As a pet parent, it can be hard to imagine your cuddly buddy harming as much as a fly. However, there are some situations that can drive your otherwise docile doggy towards aggressive behavior. Here are 5 such situations.
1. Babies and Kids
Babies and kids don’t know their own strength, and people aren’t born knowing appropriate behavior around a pet. Kids and babies are also prone to holding direct eye contact, which to a dog, seems like dominant behavior. Kids can also be rowdy and noisy. Put it all together and young children can end up being a perfect storm for frightening or aggravating your dog.
For example, many babies and toddlers screech suddenly, and loudly, without any provocation. As a baby explores a pet, they may pull on a pet’s fur or stick a tail or paw in their mouth to have a taste.
Also, cats and dogs are both born with the instinct to chase and kill prey. Of course some have a higher drive than others, and some situations may unexpectedly provoke this instinct, such as seeing a newborn infant swinging back and forth in a baby swing.
And while some pets love having kids and babies around, others would rather avoid the experience. It helps, however, to teach any pet how to respond to a young child from a young age so they aren’t taken by surprise by the unusual and unpredictable ways kids and babies might behave. And since many of these baby behaviors can be perceived as aggressive to your dog, show them early on that it is not aggression; otherwise they may respond in kind.
2. Dog Park
Dog fights and attacks are, sadly, a common aspect of life at dog parks. When you take your pet to a dog park, you never know what other dogs will be there, and many dogs may not be calm or friendly when faced with an unruly pack of dogs.
Also, some regulars at the park may feel territorial over certain areas, not taking kindly to any new doggie companions.

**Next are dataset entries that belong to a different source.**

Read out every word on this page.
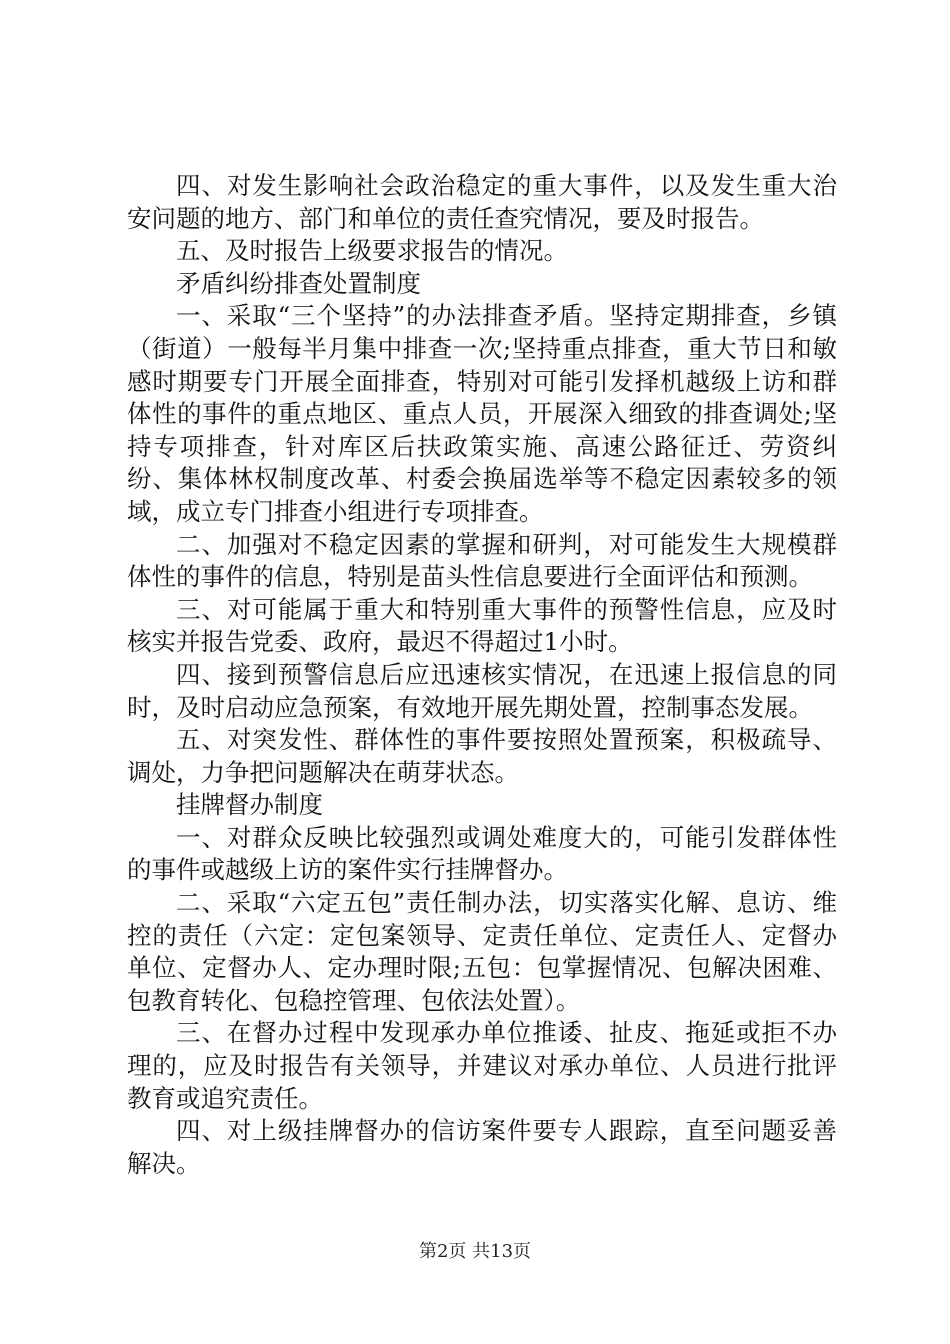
四、对发生影响社会政治稳定的重大事件，以及发生重大治安问题的地方、部门和单位的责任查究情况，要及时报告。

五、及时报告上级要求报告的情况。

矛盾纠纷排查处置制度

一、采取“三个坚持”的办法排查矛盾。坚持定期排查，乡镇（街道）一般每半月集中排查一次;坚持重点排查，重大节日和敏感时期要专门开展全面排查，特别对可能引发择机越级上访和群体性的事件的重点地区、重点人员，开展深入细致的排查调处;坚持专项排查，针对库区后扶政策实施、高速公路征迁、劳资纠纷、集体林权制度改革、村委会换届选举等不稳定因素较多的领域，成立专门排查小组进行专项排查。

二、加强对不稳定因素的掌握和研判，对可能发生大规模群体性的事件的信息，特别是苗头性信息要进行全面评估和预测。

三、对可能属于重大和特别重大事件的预警性信息，应及时核实并报告党委、政府，最迟不得超过1小时。

四、接到预警信息后应迅速核实情况，在迅速上报信息的同时，及时启动应急预案，有效地开展先期处置，控制事态发展。

五、对突发性、群体性的事件要按照处置预案，积极疏导、调处，力争把问题解决在萌芽状态。

挂牌督办制度

一、对群众反映比较强烈或调处难度大的，可能引发群体性的事件或越级上访的案件实行挂牌督办。

二、采取“六定五包”责任制办法，切实落实化解、息访、维控的责任（六定：定包案领导、定责任单位、定责任人、定督办单位、定督办人、定办理时限;五包：包掌握情况、包解决困难、包教育转化、包稳控管理、包依法处置）。

三、在督办过程中发现承办单位推诿、扯皮、拖延或拒不办理的，应及时报告有关领导，并建议对承办单位、人员进行批评教育或追究责任。

四、对上级挂牌督办的信访案件要专人跟踪，直至问题妥善解决。

第2页 共13页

Other dogs may want to assert their dominance -- using aggressive behavior is their vehicle. Your dog may also become fearful, and a scared dog is exponentially more likely to exhibit an aggressive-type response. So next time you are at the dog park, be aware of how your dog is behaving, and be prepared to cut your trip short if your dog seems to be getting too riled up or nervous.
While your vet is probably an animal lover, their line of work frequently involves firm handling and painful procedures. Many pets develop an early fear of the vet after getting their shots or enduring treatment to cure a painful condition. Fear in pets can lead to aggression, and a trip to the vet is one of those situations that can cause Buddy to bring out the fangs.
4. Messing with a Pet’s Food
When I was a kid, I remember my mom taking our puppy’s food away and pretending that she was eating it. And while it may sound like she was teasing the dog, since our puppy was going to need to learn how to live peacefully in a household with kids, my mom decided to make sure the dog understood that sometimes people might mess with their food. These lessons also taught the dog they were always going to get their food back when it was all over.
Training a pet in this fashion when they are young will help desensitize them to that kind of behavior. So next time a baby or a kid should ever unwittingly get into a pet’s food bowl, the pet won’t react aggressively, as per their instincts.
5. Loud Noises or Chaotic Situations
Any situation that your pet perceives as frightening or dangerous can cause them to act aggressive. Sudden noises -- such as a balloon popping, a loud crack of thunder, or fireworks -- or any situation in which there are sudden movements or too much going on, like a big party, can quickly devolve into a frightening circumstance to a dog, driving them to respond with aggression.
As pet parents, we all hope that our pets will never harm anyone. Lots of socialization starting in puppyhood can teach your pet they are safe and loved no matter how loud or crazy a situation may seem.